Department of Pharmacology, College of Pharmacy, Chongqing Medical University, No. 1 Yixueyuan Road, Yuzhong District, Chongqing, 400016, People's Republic of China.
Chongqing Key Laboratory for Biochemistry and Molecular Pharmacology, Chongqing, 400016, People's Republic of China.
Tissue Eng Regen Med. 2023 Aug;20(5):705-723. doi: 10.1007/s13770-023-00526-z. Epub 2023 Apr 3.
All-trans retinoic acid (ATRA) promotes the osteogenic differentiation induced by bone morphogenetic protein 9 (BMP9), but the intrinsic relationship between BMP9 and ATRA keeps unknown. Herein, we investigated the effect of Cyp26b1, a critical enzyme of ATRA degradation, on the BMP9-induced osteogenic differentiation in mesenchymal stem cells (MSCs), and unveiled possible mechanism through which BMP9 regulates the expression of Cyp26b1.

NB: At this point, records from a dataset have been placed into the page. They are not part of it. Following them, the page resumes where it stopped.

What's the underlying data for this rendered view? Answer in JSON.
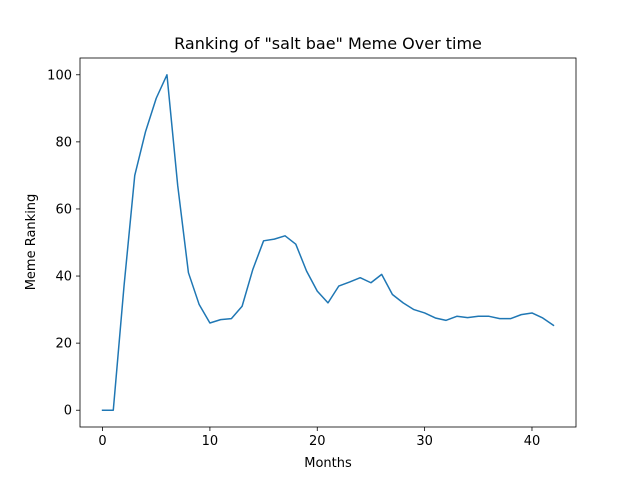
{
  "chart_data": {
    "type": "line",
    "title": "Ranking of \"salt bae\" Meme Over time",
    "xlabel": "Months",
    "ylabel": "Meme Ranking",
    "xlim": [
      -2.1,
      44.1
    ],
    "ylim": [
      -5,
      105
    ],
    "xticks": [
      0,
      10,
      20,
      30,
      40
    ],
    "yticks": [
      0,
      20,
      40,
      60,
      80,
      100
    ],
    "grid": false,
    "colors": {
      "line": "#1f77b4"
    },
    "series": [
      {
        "x": [
          0,
          1,
          2,
          3,
          4,
          5,
          6,
          7,
          8,
          9,
          10,
          11,
          12,
          13,
          14,
          15,
          16,
          17,
          18,
          19,
          20,
          21,
          22,
          23,
          24,
          25,
          26,
          27,
          28,
          29,
          30,
          31,
          32,
          33,
          34,
          35,
          36,
          37,
          38,
          39,
          40,
          41,
          42
        ],
        "values": [
          0,
          0,
          37,
          70,
          83,
          93,
          100,
          67,
          41,
          31.5,
          26,
          27,
          27.3,
          31,
          42,
          50.5,
          51,
          52,
          49.5,
          41.5,
          35.5,
          32,
          37,
          38.2,
          39.5,
          38,
          40.5,
          34.5,
          32,
          30,
          29,
          27.5,
          26.8,
          28,
          27.6,
          28,
          28,
          27.3,
          27.3,
          28.5,
          29,
          27.5,
          25.3
        ]
      }
    ]
  }
}
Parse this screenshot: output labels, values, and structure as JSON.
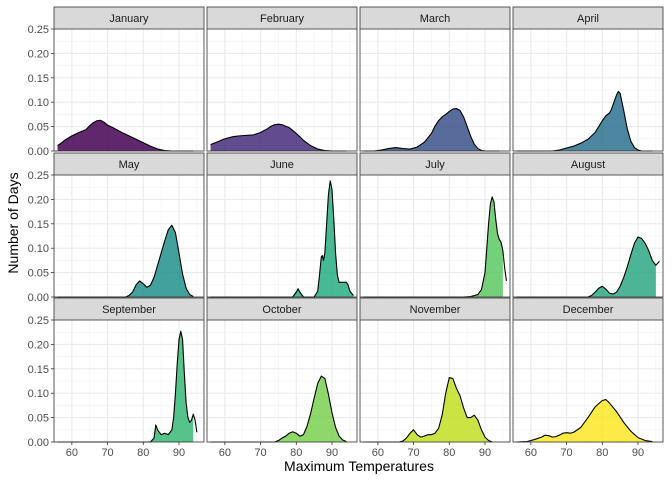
{
  "chart_data": {
    "type": "area",
    "kind": "faceted density",
    "xlabel": "Maximum Temperatures",
    "ylabel": "Number of Days",
    "xlim": [
      55,
      97
    ],
    "ylim": [
      0,
      0.25
    ],
    "xticks": [
      60,
      70,
      80,
      90
    ],
    "yticks": [
      0,
      0.05,
      0.1,
      0.15,
      0.2,
      0.25
    ],
    "ytick_labels": [
      "0.00",
      "0.05",
      "0.10",
      "0.15",
      "0.20",
      "0.25"
    ],
    "grid": true,
    "layout": {
      "rows": 3,
      "cols": 4
    },
    "fill_scale": "viridis",
    "facets": [
      {
        "name": "January",
        "color": "#440154",
        "x_start": 56,
        "x_end": 94,
        "fill_end": 94,
        "points": [
          [
            56,
            0.011
          ],
          [
            57,
            0.016
          ],
          [
            58,
            0.022
          ],
          [
            60,
            0.031
          ],
          [
            62,
            0.038
          ],
          [
            64,
            0.044
          ],
          [
            65,
            0.052
          ],
          [
            66,
            0.058
          ],
          [
            67,
            0.062
          ],
          [
            68,
            0.063
          ],
          [
            69,
            0.059
          ],
          [
            70,
            0.053
          ],
          [
            72,
            0.046
          ],
          [
            74,
            0.038
          ],
          [
            76,
            0.031
          ],
          [
            78,
            0.024
          ],
          [
            80,
            0.017
          ],
          [
            82,
            0.01
          ],
          [
            84,
            0.004
          ],
          [
            86,
            0.001
          ],
          [
            88,
            0.0
          ],
          [
            94,
            0.0
          ]
        ]
      },
      {
        "name": "February",
        "color": "#472D7B",
        "x_start": 56,
        "x_end": 94,
        "fill_end": 94,
        "points": [
          [
            56,
            0.013
          ],
          [
            58,
            0.019
          ],
          [
            60,
            0.025
          ],
          [
            62,
            0.029
          ],
          [
            64,
            0.031
          ],
          [
            66,
            0.032
          ],
          [
            68,
            0.033
          ],
          [
            70,
            0.038
          ],
          [
            72,
            0.046
          ],
          [
            73,
            0.051
          ],
          [
            74,
            0.054
          ],
          [
            75,
            0.055
          ],
          [
            76,
            0.054
          ],
          [
            78,
            0.048
          ],
          [
            80,
            0.036
          ],
          [
            82,
            0.022
          ],
          [
            84,
            0.011
          ],
          [
            86,
            0.004
          ],
          [
            88,
            0.001
          ],
          [
            90,
            0.0
          ],
          [
            94,
            0.0
          ]
        ]
      },
      {
        "name": "March",
        "color": "#3B528B",
        "x_start": 56,
        "x_end": 94,
        "fill_end": 94,
        "points": [
          [
            56,
            0.0
          ],
          [
            59,
            0.0
          ],
          [
            61,
            0.002
          ],
          [
            63,
            0.005
          ],
          [
            65,
            0.007
          ],
          [
            67,
            0.005
          ],
          [
            69,
            0.004
          ],
          [
            71,
            0.008
          ],
          [
            73,
            0.018
          ],
          [
            75,
            0.036
          ],
          [
            76,
            0.051
          ],
          [
            77,
            0.062
          ],
          [
            78,
            0.07
          ],
          [
            79,
            0.075
          ],
          [
            80,
            0.081
          ],
          [
            81,
            0.086
          ],
          [
            82,
            0.087
          ],
          [
            83,
            0.083
          ],
          [
            84,
            0.07
          ],
          [
            85,
            0.05
          ],
          [
            86,
            0.03
          ],
          [
            87,
            0.014
          ],
          [
            88,
            0.005
          ],
          [
            89,
            0.001
          ],
          [
            90,
            0.0
          ],
          [
            94,
            0.0
          ]
        ]
      },
      {
        "name": "April",
        "color": "#2C728E",
        "x_start": 56,
        "x_end": 94,
        "fill_end": 94,
        "points": [
          [
            56,
            0.0
          ],
          [
            66,
            0.0
          ],
          [
            68,
            0.002
          ],
          [
            70,
            0.006
          ],
          [
            72,
            0.01
          ],
          [
            74,
            0.016
          ],
          [
            76,
            0.024
          ],
          [
            78,
            0.038
          ],
          [
            79,
            0.05
          ],
          [
            80,
            0.062
          ],
          [
            81,
            0.072
          ],
          [
            82,
            0.078
          ],
          [
            82.5,
            0.084
          ],
          [
            83,
            0.095
          ],
          [
            84,
            0.115
          ],
          [
            84.5,
            0.122
          ],
          [
            85,
            0.118
          ],
          [
            86,
            0.083
          ],
          [
            87,
            0.045
          ],
          [
            88,
            0.02
          ],
          [
            89,
            0.007
          ],
          [
            90,
            0.002
          ],
          [
            91,
            0.0
          ],
          [
            94,
            0.0
          ]
        ]
      },
      {
        "name": "May",
        "color": "#21908C",
        "x_start": 56,
        "x_end": 94,
        "fill_end": 94,
        "points": [
          [
            56,
            0.0
          ],
          [
            75,
            0.0
          ],
          [
            76,
            0.003
          ],
          [
            77,
            0.01
          ],
          [
            78,
            0.025
          ],
          [
            79,
            0.033
          ],
          [
            80,
            0.027
          ],
          [
            81,
            0.02
          ],
          [
            82,
            0.024
          ],
          [
            83,
            0.04
          ],
          [
            84,
            0.065
          ],
          [
            85,
            0.09
          ],
          [
            86,
            0.115
          ],
          [
            87,
            0.138
          ],
          [
            88,
            0.147
          ],
          [
            89,
            0.132
          ],
          [
            90,
            0.09
          ],
          [
            91,
            0.047
          ],
          [
            92,
            0.018
          ],
          [
            93,
            0.005
          ],
          [
            94,
            0.001
          ]
        ]
      },
      {
        "name": "June",
        "color": "#27AD81",
        "x_start": 56,
        "x_end": 96,
        "fill_end": 96,
        "points": [
          [
            56,
            0.0
          ],
          [
            79,
            0.0
          ],
          [
            80,
            0.01
          ],
          [
            80.5,
            0.017
          ],
          [
            81,
            0.01
          ],
          [
            82,
            0.0
          ],
          [
            85,
            0.0
          ],
          [
            86,
            0.012
          ],
          [
            86.5,
            0.045
          ],
          [
            87,
            0.082
          ],
          [
            87.3,
            0.085
          ],
          [
            87.6,
            0.075
          ],
          [
            88,
            0.09
          ],
          [
            88.5,
            0.15
          ],
          [
            89,
            0.21
          ],
          [
            89.5,
            0.238
          ],
          [
            90,
            0.22
          ],
          [
            90.5,
            0.16
          ],
          [
            91,
            0.09
          ],
          [
            91.5,
            0.045
          ],
          [
            92,
            0.03
          ],
          [
            93,
            0.03
          ],
          [
            94,
            0.03
          ],
          [
            94.5,
            0.025
          ],
          [
            95,
            0.012
          ],
          [
            96,
            0.003
          ]
        ]
      },
      {
        "name": "July",
        "color": "#5DC863",
        "x_start": 56,
        "x_end": 96,
        "fill_end": 95,
        "points": [
          [
            56,
            0.0
          ],
          [
            84,
            0.0
          ],
          [
            86,
            0.001
          ],
          [
            88,
            0.005
          ],
          [
            89,
            0.015
          ],
          [
            90,
            0.05
          ],
          [
            90.5,
            0.1
          ],
          [
            91,
            0.15
          ],
          [
            91.5,
            0.19
          ],
          [
            92,
            0.205
          ],
          [
            92.5,
            0.195
          ],
          [
            93,
            0.16
          ],
          [
            93.5,
            0.13
          ],
          [
            94,
            0.118
          ],
          [
            94.5,
            0.112
          ],
          [
            95,
            0.095
          ],
          [
            95.5,
            0.06
          ],
          [
            96,
            0.033
          ]
        ]
      },
      {
        "name": "August",
        "color": "#2DA883",
        "x_start": 56,
        "x_end": 96,
        "fill_end": 95,
        "points": [
          [
            56,
            0.0
          ],
          [
            76,
            0.0
          ],
          [
            77,
            0.003
          ],
          [
            78,
            0.01
          ],
          [
            79,
            0.018
          ],
          [
            80,
            0.022
          ],
          [
            81,
            0.016
          ],
          [
            82,
            0.008
          ],
          [
            83,
            0.006
          ],
          [
            84,
            0.01
          ],
          [
            85,
            0.022
          ],
          [
            86,
            0.04
          ],
          [
            87,
            0.062
          ],
          [
            88,
            0.087
          ],
          [
            89,
            0.11
          ],
          [
            90,
            0.123
          ],
          [
            91,
            0.12
          ],
          [
            92,
            0.11
          ],
          [
            93,
            0.095
          ],
          [
            94,
            0.075
          ],
          [
            95,
            0.065
          ],
          [
            96,
            0.073
          ]
        ]
      },
      {
        "name": "September",
        "color": "#38B977",
        "x_start": 56,
        "x_end": 95,
        "fill_end": 94,
        "points": [
          [
            56,
            0.0
          ],
          [
            82,
            0.0
          ],
          [
            83,
            0.008
          ],
          [
            83.5,
            0.035
          ],
          [
            84,
            0.025
          ],
          [
            85,
            0.015
          ],
          [
            86,
            0.018
          ],
          [
            87,
            0.015
          ],
          [
            88,
            0.025
          ],
          [
            88.5,
            0.05
          ],
          [
            89,
            0.1
          ],
          [
            89.5,
            0.16
          ],
          [
            90,
            0.21
          ],
          [
            90.5,
            0.227
          ],
          [
            91,
            0.21
          ],
          [
            91.5,
            0.14
          ],
          [
            92,
            0.08
          ],
          [
            92.5,
            0.05
          ],
          [
            93,
            0.04
          ],
          [
            93.5,
            0.045
          ],
          [
            94,
            0.057
          ],
          [
            94.5,
            0.045
          ],
          [
            95,
            0.02
          ]
        ]
      },
      {
        "name": "October",
        "color": "#7AD151",
        "x_start": 56,
        "x_end": 94,
        "fill_end": 94,
        "points": [
          [
            56,
            0.0
          ],
          [
            74,
            0.0
          ],
          [
            75,
            0.003
          ],
          [
            76,
            0.008
          ],
          [
            77,
            0.012
          ],
          [
            78,
            0.018
          ],
          [
            79,
            0.021
          ],
          [
            80,
            0.018
          ],
          [
            81,
            0.012
          ],
          [
            82,
            0.015
          ],
          [
            83,
            0.032
          ],
          [
            84,
            0.058
          ],
          [
            85,
            0.09
          ],
          [
            86,
            0.12
          ],
          [
            87,
            0.135
          ],
          [
            88,
            0.13
          ],
          [
            89,
            0.098
          ],
          [
            90,
            0.06
          ],
          [
            91,
            0.03
          ],
          [
            92,
            0.012
          ],
          [
            93,
            0.004
          ],
          [
            94,
            0.001
          ]
        ]
      },
      {
        "name": "November",
        "color": "#C2DF23",
        "x_start": 56,
        "x_end": 92,
        "fill_end": 92,
        "points": [
          [
            56,
            0.0
          ],
          [
            66,
            0.0
          ],
          [
            67,
            0.002
          ],
          [
            68,
            0.008
          ],
          [
            69,
            0.018
          ],
          [
            70,
            0.025
          ],
          [
            71,
            0.015
          ],
          [
            72,
            0.01
          ],
          [
            73,
            0.012
          ],
          [
            74,
            0.015
          ],
          [
            75,
            0.015
          ],
          [
            76,
            0.018
          ],
          [
            77,
            0.028
          ],
          [
            78,
            0.055
          ],
          [
            79,
            0.1
          ],
          [
            80,
            0.132
          ],
          [
            81,
            0.13
          ],
          [
            82,
            0.11
          ],
          [
            83,
            0.095
          ],
          [
            84,
            0.07
          ],
          [
            85,
            0.05
          ],
          [
            86,
            0.05
          ],
          [
            87,
            0.055
          ],
          [
            88,
            0.045
          ],
          [
            89,
            0.025
          ],
          [
            90,
            0.01
          ],
          [
            91,
            0.003
          ],
          [
            92,
            0.0
          ]
        ]
      },
      {
        "name": "December",
        "color": "#FDE725",
        "x_start": 56,
        "x_end": 94,
        "fill_end": 94,
        "points": [
          [
            56,
            0.0
          ],
          [
            59,
            0.001
          ],
          [
            61,
            0.005
          ],
          [
            63,
            0.01
          ],
          [
            64,
            0.014
          ],
          [
            65,
            0.013
          ],
          [
            66,
            0.01
          ],
          [
            67,
            0.011
          ],
          [
            68,
            0.014
          ],
          [
            69,
            0.018
          ],
          [
            70,
            0.019
          ],
          [
            71,
            0.018
          ],
          [
            72,
            0.02
          ],
          [
            74,
            0.03
          ],
          [
            76,
            0.05
          ],
          [
            78,
            0.072
          ],
          [
            80,
            0.085
          ],
          [
            81,
            0.087
          ],
          [
            82,
            0.08
          ],
          [
            84,
            0.062
          ],
          [
            86,
            0.04
          ],
          [
            88,
            0.022
          ],
          [
            90,
            0.009
          ],
          [
            92,
            0.003
          ],
          [
            94,
            0.001
          ]
        ]
      }
    ]
  }
}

ATRA content was detected with ELISA and HPLC-MS/MS. PCR, Western blot, and histochemical staining were used to assay the osteogenic markers. Fetal limbs culture, cranial defect repair model, and micro-computed tomographic were used to evaluate the quality of bone formation. IP and ChIP assay were used to explore possible mechanism.
We found that the protein level of Cyp26b1 was increased with age, whereas the ATRA content decreased. The osteogenic markers induced by BMP9 were increased by inhibiting or silencing Cyp26b1 but reduced by exogenous Cyp26b1. The BMP9-induced bone formation was enhanced by inhibiting Cyp26b1. The cranial defect repair was promoted by BMP9, which was strengthened by silencing Cyp26b1 and reduced by exogenous Cyp26b1. Mechanically, Cyp26b1 was reduced by BMP9, which was enhanced by activating Wnt/β-catenin, and reduced by inhibiting this pathway. β-catenin interacts with Smad1/5/9, and both were recruited at the promoter of Cyp26b1.
Our findings suggested the BMP9-induced osteoblastic differentiation was mediated by activating retinoic acid signalling, viadown-regulating Cyp26b1. Meanwhile, Cyp26b1 may be a novel potential therapeutic target for the treatment of bone-related diseases or accelerating bone-tissue engineering.
全反式维甲酸(ATRA)促进骨形态发生蛋白 9(BMP9)诱导的成骨分化,但 BMP9 与 ATRA 之间的内在关系尚不清楚。在此,我们研究了关键 ATRA 降解酶 Cyp26b1 对间充质干细胞(MSCs)中 BMP9 诱导的成骨分化的影响,并揭示了 BMP9 调节 Cyp26b1 表达的可能机制。
采用 ELISA 和 HPLC-MS/MS 检测 ATRA 含量。采用 PCR、Western blot 和组织化学染色检测成骨标志物。胎肢培养、颅缺损修复模型和微计算机断层扫描用于评估骨形成质量。采用 IP 和 ChIP assay 探索可能的机制。
我们发现 Cyp26b1 蛋白水平随年龄增加而升高,而 ATRA 含量降低。BMP9 抑制或沉默 Cyp26b1 可增加成骨标志物的诱导,而外源性 Cyp26b1 则减少。抑制 Cyp26b1 可增强 BMP9 诱导的骨形成。BMP9 促进颅缺损修复,抑制 Cyp26b1 可增强该作用,外源性 Cyp26b1 则减弱该作用。机制上,BMP9 降低 Cyp26b1,激活 Wnt/β-catenin 可增强该作用,抑制该通路则降低 Cyp26b1。β-catenin 与 Smad1/5/9 相互作用,两者均募集于 Cyp26b1 启动子。
我们的研究结果表明,BMP9 诱导的成骨分化是通过激活维甲酸信号通路,下调 Cyp26b1 来介导的。同时,Cyp26b1 可能是治疗骨相关疾病或加速骨组织工程的一种新的潜在治疗靶点。